Autre point : la controverse autour des travaux prévus au stade du Rey. "Comment peut-on passer de 500 000 euros à plus d’un million en sept mois ?", s’est exclamé un Guillaume Arcèse acharné. Le maire, lui, y voit "l’illustration de la complexité des projets modernes" et invite l’opposition à regarder "les matchs où tout se joue dans les dernières minutes". Manière d’admettre que les opérations se bouclent souvent en fin de mandat, comme un défi lancé ou relevé avant l’heure des bilans.

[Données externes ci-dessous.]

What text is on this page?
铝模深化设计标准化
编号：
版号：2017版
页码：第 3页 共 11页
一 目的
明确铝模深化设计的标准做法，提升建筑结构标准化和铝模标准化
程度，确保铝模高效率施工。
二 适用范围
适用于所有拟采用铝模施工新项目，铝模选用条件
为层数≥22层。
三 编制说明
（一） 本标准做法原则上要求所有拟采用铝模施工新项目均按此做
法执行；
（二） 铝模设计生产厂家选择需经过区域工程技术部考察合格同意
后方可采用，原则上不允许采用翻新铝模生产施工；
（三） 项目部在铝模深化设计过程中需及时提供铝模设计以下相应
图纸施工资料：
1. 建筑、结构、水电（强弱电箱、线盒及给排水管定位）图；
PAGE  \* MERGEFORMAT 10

Dans les rangs du public, les autres candidats prenaient des notes. Derrière les lignes budgétaires, chacun ajustait déjà ses arguments. Sauf le RN, où le candidat Florian Azéma manquait à l’appel. Ce débat d’orientation budgétaire a donc pris des accents de pré-campagne : la bataille des chiffres annonce celle des idées. La campagne n’a pas encore commencé que les hostilités, elles, semblent bien lancées.